In 2010, investigators with the assistance of the Sheriff’s Office volunteer cold case committee, contacted the international Spanish language television network, Univision, to request publicity on the case of the unidentified woman. Univision agreed and produced a segment that aired in April 2011.
Following Univision’s broadcast, investigators received information from a man who said the unidentified woman resembled his sister, Josefina Nava. The man, who lived in New York, told investigators Nava was originally from the Dominican Republic and disappeared in Italy in the early 1990s.
Investigators reached Nava’s family in the Dominican Republic via telephone and obtained photographs of Josefina. She resembled the unidentified woman. Nava’s biological mother and son agreed to provide DNA samples to compare with the unidentified woman.
The FBI was contacted and sent an agent in the Dominican Republic to collect the samples. DNA analysis and comparison were conducted at the Beaufort County Sheriff’s Office Forensic Services Laboratory. Nava’s mother and son’s DNA samples showed no biological connection to the unidentified woman. It is believed Nava remains missing.
Subjects were interviewed through the years, one as far as Ohio. Those subjects were eliminated as being involved in the unidentified woman’s death.
A breakthrough
In 2020, following stories of numerous national successes in identifying persons through genealogy research, cold case investigators employed the assistance of Parabon Nanolabs. The unidentified woman’s DNA extract was sent to Parabon, analyzed with its advanced technology, then uploaded to numerous ancestry databases.
A list of potential distant relatives of the unidentified woman was received through Parabon. The Assistant Public Information Officer at the time began research on the woman’s family tree. Sometime later, a volunteer member of the cold case committee was enlisted to assist, and ultimately, took over the task of research.

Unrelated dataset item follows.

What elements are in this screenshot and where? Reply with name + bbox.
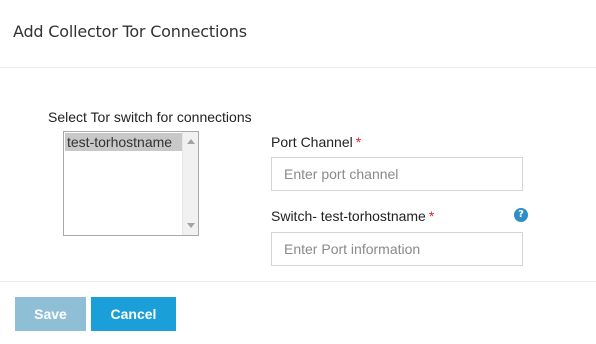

The volunteer reached hundreds of potential family members through email, many of whom questioned the volunteer’s identity and purpose.
In October 2022, the volunteer received a lead on a possible biological son of the unidentified victim. The volunteer reached the victim’s possible son via email, and he agreed to upload his DNA profile to GEDmatch. Within minutes, Parabon reported a parent-child match between the unidentified victim and the son.

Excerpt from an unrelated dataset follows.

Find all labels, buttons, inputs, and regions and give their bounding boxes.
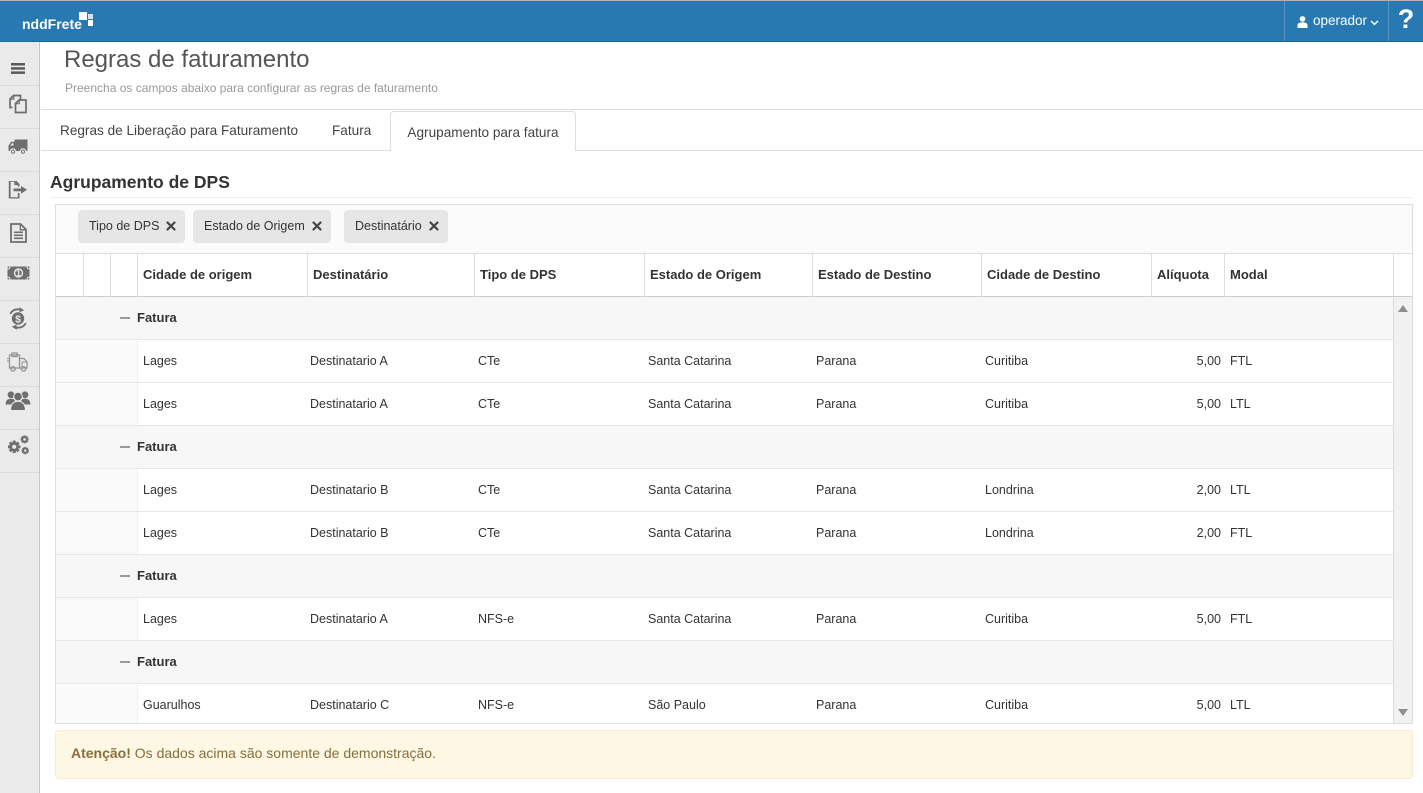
svg-text:$: $ [15,313,21,325]
svg-text:1: 1 [16,268,21,278]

An answer brings questions
The victim was identified as Maria Telles-Gonzalez, who was 36 years old at the time of her death, a wife and mother of three.
Investigators have been in contact with Telles-Gonzalez’ family members who reported to have last seen her in 1995 at their Merrimack Drive home in Kissimmee, Fla. Investigators traveled to Florida to interview Telles-Gonzalez’ family members.
Through the investigation and interviews of various family members, it was learned the day following Telles-Gonzalez’ return from a trip to Puerto Rico in May 1995, she left her Florida home after her three children went to school. She never returned. It was also learned that Telles-Gonzalez’ husband was home alone with her when the children went to school. She left without her vehicle. The suitcase she arrived from Puerto Rico with was also gone.
Telles-Gonzalez has never been reported missing. As expected, identifying Telles-Gonzalez brought quick focus on a possible person of interest.
Investigators are trying to identify two people closely connected to Telles-Gonzalez; her close friend whose name may be “Patricia” and a male friend/suspected boyfriend, who remains unidentified. They are believed to have also lived in the Kissimmee, Fla., area.
The investigation into the murder of Telles-Gonzalez is ongoing and active.
“We’re a long way from where we started,” Tanner said. “We hope we’ll be able to resolve this case in a timely fashion.”